Two years ago I came to write about the difference between my near-fiancee at 20 and my then-husband at 30. Today I write about my young Italian lover at 32 – and what a joy it is to share this with him.
That he is unquestionably handsome is a given. He has the dark black curls and smooth olive skin of someone born and raised on a Mediterranean island. His fingers and hips are slender; his tongue and his lips are plump, both as they should be. His laughter is deep and throaty and tumbles out through his mouth like rich whisky falling over ice. His skin is like an untouched desert of the finest caramel-coloured sand.

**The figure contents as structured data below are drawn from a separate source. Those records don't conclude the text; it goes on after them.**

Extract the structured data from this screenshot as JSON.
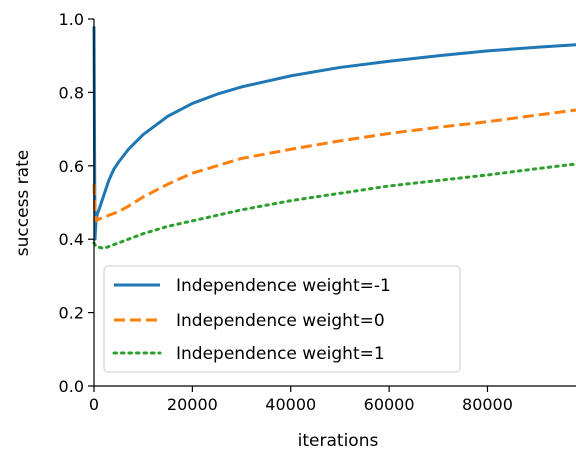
{
  "chart_data": {
    "type": "line",
    "title": "",
    "xlabel": "iterations",
    "ylabel": "success rate",
    "xlim": [
      0,
      98000
    ],
    "ylim": [
      0.0,
      1.0
    ],
    "xticks": [
      0,
      20000,
      40000,
      60000,
      80000
    ],
    "xtick_labels": [
      "0",
      "20000",
      "40000",
      "60000",
      "80000"
    ],
    "yticks": [
      0.0,
      0.2,
      0.4,
      0.6,
      0.8,
      1.0
    ],
    "ytick_labels": [
      "0.0",
      "0.2",
      "0.4",
      "0.6",
      "0.8",
      "1.0"
    ],
    "grid": false,
    "legend_position": "lower-left",
    "series": [
      {
        "name": "Independence weight=-1",
        "color": "#1f77b4",
        "style": "solid",
        "x": [
          0,
          200,
          400,
          700,
          1000,
          1500,
          2000,
          3000,
          4000,
          5000,
          7000,
          10000,
          15000,
          20000,
          25000,
          30000,
          40000,
          50000,
          60000,
          70000,
          80000,
          90000,
          98000
        ],
        "y": [
          0.98,
          0.4,
          0.45,
          0.47,
          0.48,
          0.5,
          0.52,
          0.56,
          0.59,
          0.61,
          0.645,
          0.685,
          0.735,
          0.77,
          0.795,
          0.815,
          0.845,
          0.868,
          0.885,
          0.9,
          0.913,
          0.923,
          0.93
        ]
      },
      {
        "name": "Independence weight=0",
        "color": "#ff7f0e",
        "style": "dashed",
        "x": [
          0,
          200,
          500,
          1000,
          2000,
          3000,
          5000,
          7000,
          10000,
          15000,
          20000,
          25000,
          30000,
          40000,
          50000,
          60000,
          70000,
          80000,
          90000,
          98000
        ],
        "y": [
          0.55,
          0.47,
          0.45,
          0.455,
          0.46,
          0.465,
          0.475,
          0.49,
          0.515,
          0.55,
          0.58,
          0.6,
          0.62,
          0.645,
          0.668,
          0.688,
          0.705,
          0.72,
          0.738,
          0.752
        ]
      },
      {
        "name": "Independence weight=1",
        "color": "#2ca02c",
        "style": "dotted",
        "x": [
          0,
          200,
          500,
          1000,
          2000,
          3000,
          5000,
          7000,
          10000,
          15000,
          20000,
          25000,
          30000,
          40000,
          50000,
          60000,
          70000,
          80000,
          90000,
          98000
        ],
        "y": [
          0.39,
          0.385,
          0.38,
          0.378,
          0.375,
          0.38,
          0.39,
          0.4,
          0.415,
          0.435,
          0.45,
          0.465,
          0.48,
          0.505,
          0.525,
          0.545,
          0.56,
          0.575,
          0.592,
          0.605
        ]
      }
    ]
  }
}
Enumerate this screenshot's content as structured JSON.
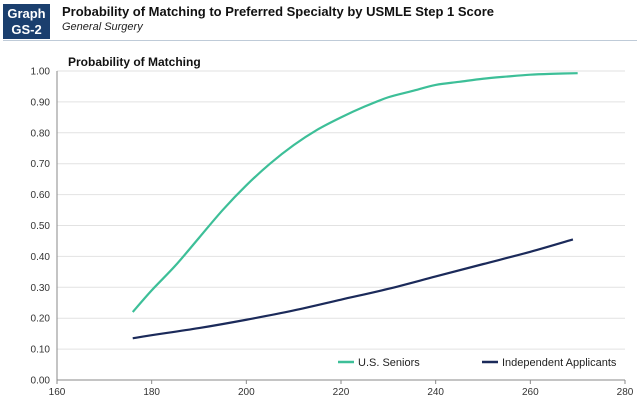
{
  "header": {
    "badge_line1": "Graph",
    "badge_line2": "GS-2",
    "title": "Probability of Matching to Preferred Specialty by USMLE Step 1 Score",
    "subtitle": "General Surgery"
  },
  "chart_data": {
    "type": "line",
    "title": "Probability of Matching",
    "xlabel": "",
    "ylabel": "",
    "xlim": [
      160,
      280
    ],
    "ylim": [
      0,
      1
    ],
    "x_ticks": [
      160,
      180,
      200,
      220,
      240,
      260,
      280
    ],
    "y_ticks": [
      "0.00",
      "0.10",
      "0.20",
      "0.30",
      "0.40",
      "0.50",
      "0.60",
      "0.70",
      "0.80",
      "0.90",
      "1.00"
    ],
    "grid": "horizontal",
    "legend_position": "bottom-right",
    "series": [
      {
        "name": "U.S. Seniors",
        "color": "#3dbf98",
        "x": [
          176,
          180,
          185,
          190,
          195,
          200,
          205,
          210,
          215,
          220,
          225,
          230,
          235,
          240,
          245,
          250,
          255,
          260,
          265,
          270
        ],
        "y": [
          0.22,
          0.29,
          0.37,
          0.46,
          0.55,
          0.63,
          0.7,
          0.76,
          0.81,
          0.85,
          0.885,
          0.915,
          0.935,
          0.955,
          0.965,
          0.975,
          0.982,
          0.988,
          0.991,
          0.993
        ]
      },
      {
        "name": "Independent Applicants",
        "color": "#1b2a5a",
        "x": [
          176,
          180,
          190,
          200,
          210,
          220,
          230,
          240,
          250,
          260,
          269
        ],
        "y": [
          0.135,
          0.145,
          0.168,
          0.195,
          0.225,
          0.26,
          0.295,
          0.335,
          0.375,
          0.415,
          0.455
        ]
      }
    ]
  }
}
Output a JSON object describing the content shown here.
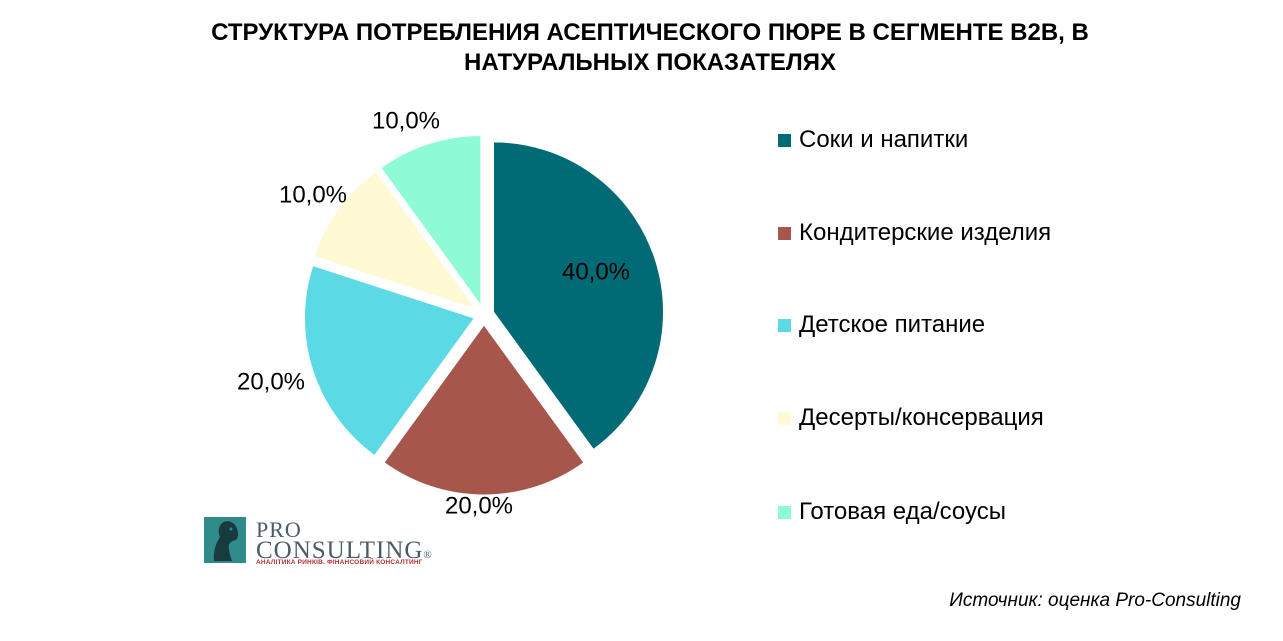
{
  "chart_data": {
    "type": "pie",
    "title": "СТРУКТУРА ПОТРЕБЛЕНИЯ АСЕПТИЧЕСКОГО ПЮРЕ В СЕГМЕНТЕ B2B, В НАТУРАЛЬНЫХ ПОКАЗАТЕЛЯХ",
    "categories": [
      "Соки и напитки",
      "Кондитерские изделия",
      "Детское питание",
      "Десерты/консервация",
      "Готовая еда/соусы"
    ],
    "values": [
      40.0,
      20.0,
      20.0,
      10.0,
      10.0
    ],
    "labels": [
      "40,0%",
      "20,0%",
      "20,0%",
      "10,0%",
      "10,0%"
    ],
    "colors": [
      "#006b74",
      "#a6564b",
      "#5bdae6",
      "#fff9d4",
      "#8ffbd6"
    ],
    "legend_position": "right"
  },
  "source": "Источник: оценка Pro-Consulting",
  "logo": {
    "line1": "PRO",
    "line2": "CONSULTING",
    "reg": "®",
    "tagline": "АНАЛІТИКА РИНКІВ. ФІНАНСОВИЙ КОНСАЛТИНГ",
    "icon": "horse-head-icon"
  }
}
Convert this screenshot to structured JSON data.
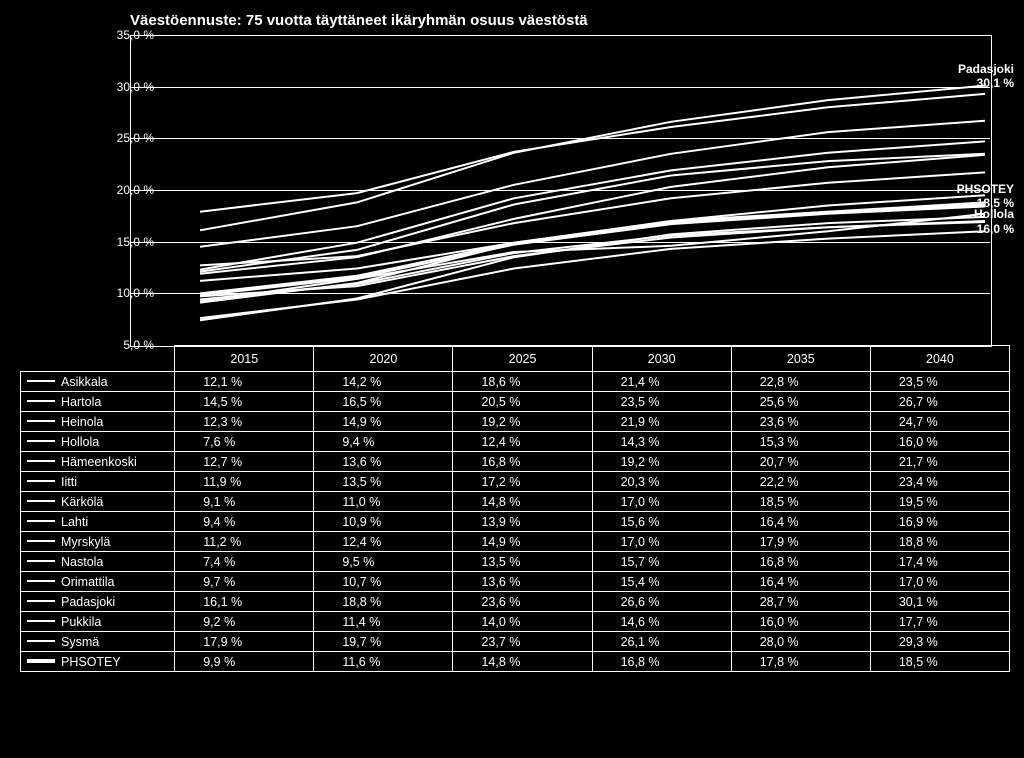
{
  "chart": {
    "title": "Väestöennuste: 75 vuotta täyttäneet ikäryhmän osuus väestöstä",
    "type": "line",
    "background_color": "#000000",
    "line_color": "#ffffff",
    "grid_color": "#ffffff",
    "text_color": "#ffffff",
    "title_fontsize": 15,
    "label_fontsize": 12,
    "ylim": [
      5,
      35
    ],
    "yticks": [
      5,
      10,
      15,
      20,
      25,
      30,
      35
    ],
    "ytick_labels": [
      "5,0 %",
      "10,0 %",
      "15,0 %",
      "20,0 %",
      "25,0 %",
      "30,0 %",
      "35,0 %"
    ],
    "x_categories": [
      "2015",
      "2020",
      "2025",
      "2030",
      "2035",
      "2040"
    ],
    "line_width_default": 2,
    "line_width_bold": 4,
    "annotations": [
      {
        "label": "Padasjoki",
        "value": "30,1 %",
        "y": 30.1
      },
      {
        "label": "PHSOTEY",
        "value": "18,5 %",
        "y": 18.5
      },
      {
        "label": "Hollola",
        "value": "16,0 %",
        "y": 16.0
      }
    ],
    "series": [
      {
        "name": "Asikkala",
        "bold": false,
        "values": [
          12.1,
          14.2,
          18.6,
          21.4,
          22.8,
          23.5
        ]
      },
      {
        "name": "Hartola",
        "bold": false,
        "values": [
          14.5,
          16.5,
          20.5,
          23.5,
          25.6,
          26.7
        ]
      },
      {
        "name": "Heinola",
        "bold": false,
        "values": [
          12.3,
          14.9,
          19.2,
          21.9,
          23.6,
          24.7
        ]
      },
      {
        "name": "Hollola",
        "bold": false,
        "values": [
          7.6,
          9.4,
          12.4,
          14.3,
          15.3,
          16.0
        ]
      },
      {
        "name": "Hämeenkoski",
        "bold": false,
        "values": [
          12.7,
          13.6,
          16.8,
          19.2,
          20.7,
          21.7
        ]
      },
      {
        "name": "Iitti",
        "bold": false,
        "values": [
          11.9,
          13.5,
          17.2,
          20.3,
          22.2,
          23.4
        ]
      },
      {
        "name": "Kärkölä",
        "bold": false,
        "values": [
          9.1,
          11.0,
          14.8,
          17.0,
          18.5,
          19.5
        ]
      },
      {
        "name": "Lahti",
        "bold": false,
        "values": [
          9.4,
          10.9,
          13.9,
          15.6,
          16.4,
          16.9
        ]
      },
      {
        "name": "Myrskylä",
        "bold": false,
        "values": [
          11.2,
          12.4,
          14.9,
          17.0,
          17.9,
          18.8
        ]
      },
      {
        "name": "Nastola",
        "bold": false,
        "values": [
          7.4,
          9.5,
          13.5,
          15.7,
          16.8,
          17.4
        ]
      },
      {
        "name": "Orimattila",
        "bold": false,
        "values": [
          9.7,
          10.7,
          13.6,
          15.4,
          16.4,
          17.0
        ]
      },
      {
        "name": "Padasjoki",
        "bold": false,
        "values": [
          16.1,
          18.8,
          23.6,
          26.6,
          28.7,
          30.1
        ]
      },
      {
        "name": "Pukkila",
        "bold": false,
        "values": [
          9.2,
          11.4,
          14.0,
          14.6,
          16.0,
          17.7
        ]
      },
      {
        "name": "Sysmä",
        "bold": false,
        "values": [
          17.9,
          19.7,
          23.7,
          26.1,
          28.0,
          29.3
        ]
      },
      {
        "name": "PHSOTEY",
        "bold": true,
        "values": [
          9.9,
          11.6,
          14.8,
          16.8,
          17.8,
          18.5
        ]
      }
    ]
  },
  "table": {
    "columns": [
      "2015",
      "2020",
      "2025",
      "2030",
      "2035",
      "2040"
    ],
    "rows": [
      {
        "label": "Asikkala",
        "bold": false,
        "cells": [
          "12,1 %",
          "14,2 %",
          "18,6 %",
          "21,4 %",
          "22,8 %",
          "23,5 %"
        ]
      },
      {
        "label": "Hartola",
        "bold": false,
        "cells": [
          "14,5 %",
          "16,5 %",
          "20,5 %",
          "23,5 %",
          "25,6 %",
          "26,7 %"
        ]
      },
      {
        "label": "Heinola",
        "bold": false,
        "cells": [
          "12,3 %",
          "14,9 %",
          "19,2 %",
          "21,9 %",
          "23,6 %",
          "24,7 %"
        ]
      },
      {
        "label": "Hollola",
        "bold": false,
        "cells": [
          "7,6 %",
          "9,4 %",
          "12,4 %",
          "14,3 %",
          "15,3 %",
          "16,0 %"
        ]
      },
      {
        "label": "Hämeenkoski",
        "bold": false,
        "cells": [
          "12,7 %",
          "13,6 %",
          "16,8 %",
          "19,2 %",
          "20,7 %",
          "21,7 %"
        ]
      },
      {
        "label": "Iitti",
        "bold": false,
        "cells": [
          "11,9 %",
          "13,5 %",
          "17,2 %",
          "20,3 %",
          "22,2 %",
          "23,4 %"
        ]
      },
      {
        "label": "Kärkölä",
        "bold": false,
        "cells": [
          "9,1 %",
          "11,0 %",
          "14,8 %",
          "17,0 %",
          "18,5 %",
          "19,5 %"
        ]
      },
      {
        "label": "Lahti",
        "bold": false,
        "cells": [
          "9,4 %",
          "10,9 %",
          "13,9 %",
          "15,6 %",
          "16,4 %",
          "16,9 %"
        ]
      },
      {
        "label": "Myrskylä",
        "bold": false,
        "cells": [
          "11,2 %",
          "12,4 %",
          "14,9 %",
          "17,0 %",
          "17,9 %",
          "18,8 %"
        ]
      },
      {
        "label": "Nastola",
        "bold": false,
        "cells": [
          "7,4 %",
          "9,5 %",
          "13,5 %",
          "15,7 %",
          "16,8 %",
          "17,4 %"
        ]
      },
      {
        "label": "Orimattila",
        "bold": false,
        "cells": [
          "9,7 %",
          "10,7 %",
          "13,6 %",
          "15,4 %",
          "16,4 %",
          "17,0 %"
        ]
      },
      {
        "label": "Padasjoki",
        "bold": false,
        "cells": [
          "16,1 %",
          "18,8 %",
          "23,6 %",
          "26,6 %",
          "28,7 %",
          "30,1 %"
        ]
      },
      {
        "label": "Pukkila",
        "bold": false,
        "cells": [
          "9,2 %",
          "11,4 %",
          "14,0 %",
          "14,6 %",
          "16,0 %",
          "17,7 %"
        ]
      },
      {
        "label": "Sysmä",
        "bold": false,
        "cells": [
          "17,9 %",
          "19,7 %",
          "23,7 %",
          "26,1 %",
          "28,0 %",
          "29,3 %"
        ]
      },
      {
        "label": "PHSOTEY",
        "bold": true,
        "cells": [
          "9,9 %",
          "11,6 %",
          "14,8 %",
          "16,8 %",
          "17,8 %",
          "18,5 %"
        ]
      }
    ]
  }
}
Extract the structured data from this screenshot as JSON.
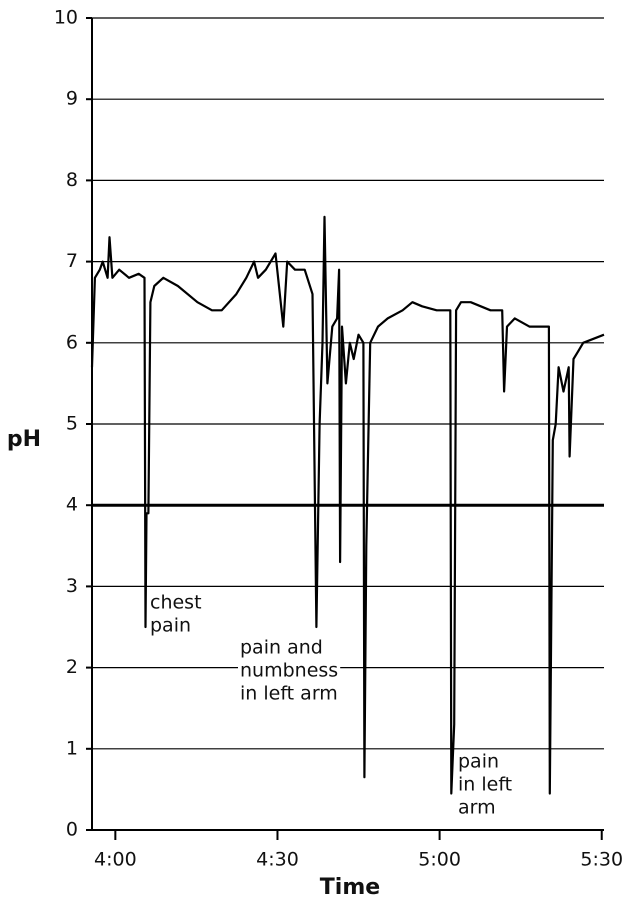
{
  "chart_data": {
    "type": "line",
    "xlabel": "Time",
    "ylabel": "pH",
    "xlim": [
      3.928,
      5.507
    ],
    "ylim": [
      0,
      10
    ],
    "xticks": [
      {
        "value": 4,
        "label": "4:00"
      },
      {
        "value": 4.5,
        "label": "4:30"
      },
      {
        "value": 5,
        "label": "5:00"
      },
      {
        "value": 5.5,
        "label": "5:30"
      }
    ],
    "yticks": [
      0,
      1,
      2,
      3,
      4,
      5,
      6,
      7,
      8,
      9,
      10
    ],
    "grid": true,
    "reference_line": 4,
    "x": [
      3.928,
      3.937,
      3.952,
      3.961,
      3.976,
      3.982,
      3.991,
      4.012,
      4.042,
      4.072,
      4.09,
      4.093,
      4.096,
      4.102,
      4.108,
      4.12,
      4.148,
      4.193,
      4.253,
      4.298,
      4.328,
      4.373,
      4.404,
      4.428,
      4.44,
      4.464,
      4.494,
      4.518,
      4.53,
      4.554,
      4.584,
      4.608,
      4.62,
      4.63,
      4.639,
      4.645,
      4.654,
      4.669,
      4.684,
      4.69,
      4.693,
      4.699,
      4.711,
      4.723,
      4.735,
      4.75,
      4.765,
      4.768,
      4.774,
      4.78,
      4.786,
      4.81,
      4.84,
      4.886,
      4.916,
      4.946,
      4.991,
      5.021,
      5.033,
      5.036,
      5.045,
      5.051,
      5.066,
      5.096,
      5.157,
      5.193,
      5.199,
      5.208,
      5.232,
      5.277,
      5.322,
      5.337,
      5.34,
      5.349,
      5.358,
      5.367,
      5.382,
      5.398,
      5.401,
      5.413,
      5.428,
      5.443,
      5.507
    ],
    "series": [
      {
        "color": "#000000",
        "values": [
          5.7,
          6.8,
          6.9,
          7.0,
          6.8,
          7.3,
          6.8,
          6.9,
          6.8,
          6.85,
          6.8,
          2.5,
          3.9,
          3.9,
          6.5,
          6.7,
          6.8,
          6.7,
          6.5,
          6.4,
          6.4,
          6.6,
          6.8,
          7.0,
          6.8,
          6.9,
          7.1,
          6.2,
          7.0,
          6.9,
          6.9,
          6.6,
          2.5,
          5.0,
          6.0,
          7.55,
          5.5,
          6.2,
          6.3,
          6.9,
          3.3,
          6.2,
          5.5,
          6.0,
          5.8,
          6.1,
          6.0,
          0.65,
          3.5,
          4.8,
          6.0,
          6.2,
          6.3,
          6.4,
          6.5,
          6.45,
          6.4,
          6.4,
          6.4,
          0.45,
          1.3,
          6.4,
          6.5,
          6.5,
          6.4,
          6.4,
          5.4,
          6.2,
          6.3,
          6.2,
          6.2,
          6.2,
          0.45,
          4.8,
          5.0,
          5.7,
          5.4,
          5.7,
          4.6,
          5.8,
          5.9,
          6.0,
          6.1
        ]
      }
    ],
    "annotations": [
      [
        "chest",
        "pain"
      ],
      [
        "pain and",
        "numbness",
        "in left arm"
      ],
      [
        "pain",
        "in left",
        "arm"
      ]
    ]
  }
}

He is loyal, adoring and kindhearted, with flashes of cheek and mischief, and glimpses of some kind of inner grit – perhaps a dark combination of stubbornness, pride, determination and a hint of selfishness. I am calm when I am ensconced in his arms, nothing else matters. And my body quietens whenever our eyes meet, though his gaze is only ever momentary; there is fear holding him back from falling into my eyes the way I fall into his. He is generous with his kisses and I melt when his tongue battles with mine, his hand wrapped around my jaw or my throat.
He does not trust me fully, nor himself. For all his beauty, he is uncertain; generous yet guarded, charismatic yet cautious. My fierce heart wants to protect him from all the hurts of life, all its injustices and mistruths and ugliness for he deserves only love, truth and beauty (that may be a line from Moulin Rouge). I would give him the world in return for his glass heart and care for it like my own, as if it were a piece of my own body. Slowly slowly, he says.
The world turns and I find a new life. At 32, I have become that which I have always feared – The Single Woman In Her Thirties. I’ve always considered them a frightful breed – incessantly hunting for their future husband and father of their future children, becoming more desperate as the months and years tick by. One of the best parts of being married was avoiding the pitfalls of single life (terrible reason to stay married, by the way). Though marriage was never something that I truly wanted; I fought against it the whole way, capitulating only to appease my family and my partner. The ending of my marriage, like many things in my life, was dramatic and painful, leaving bruises inside and out. But as always I have come out fighting, full of independent spirit and renewed resolve, while some small part of me sticks my middle finger up and yells at the Universe that I told them it wasn’t going to work! Her wild heart has not yet been tamed.
In the place of comfortable married life – because it was comfortable, that much is certain – has come new forms of love. New love for new friends – these incredible, marvellous people who have walked into my life either for some hidden purpose or by sheer luck. I sound like a broken record but I thank the Universe almost daily for bringing me so many beautiful souls, the fresh perspectives they provide me with and their friendship that they honour me with. Renewed love for old friends – where some friendships from a marriage are lost by natural selection (they are his friends, they were hers), there is a huge amount of joy in rediscovering old friends with whom you have so much history. And most importantly a reconnection to my love for life – a restored appetite and hunger to soak up every experience, every moment, every tear and laugh and wound. My heart is full, in the best way.
And though it has undoubtedly come at a cost, if this is where life lands me at 32, I can only be grateful and gracious.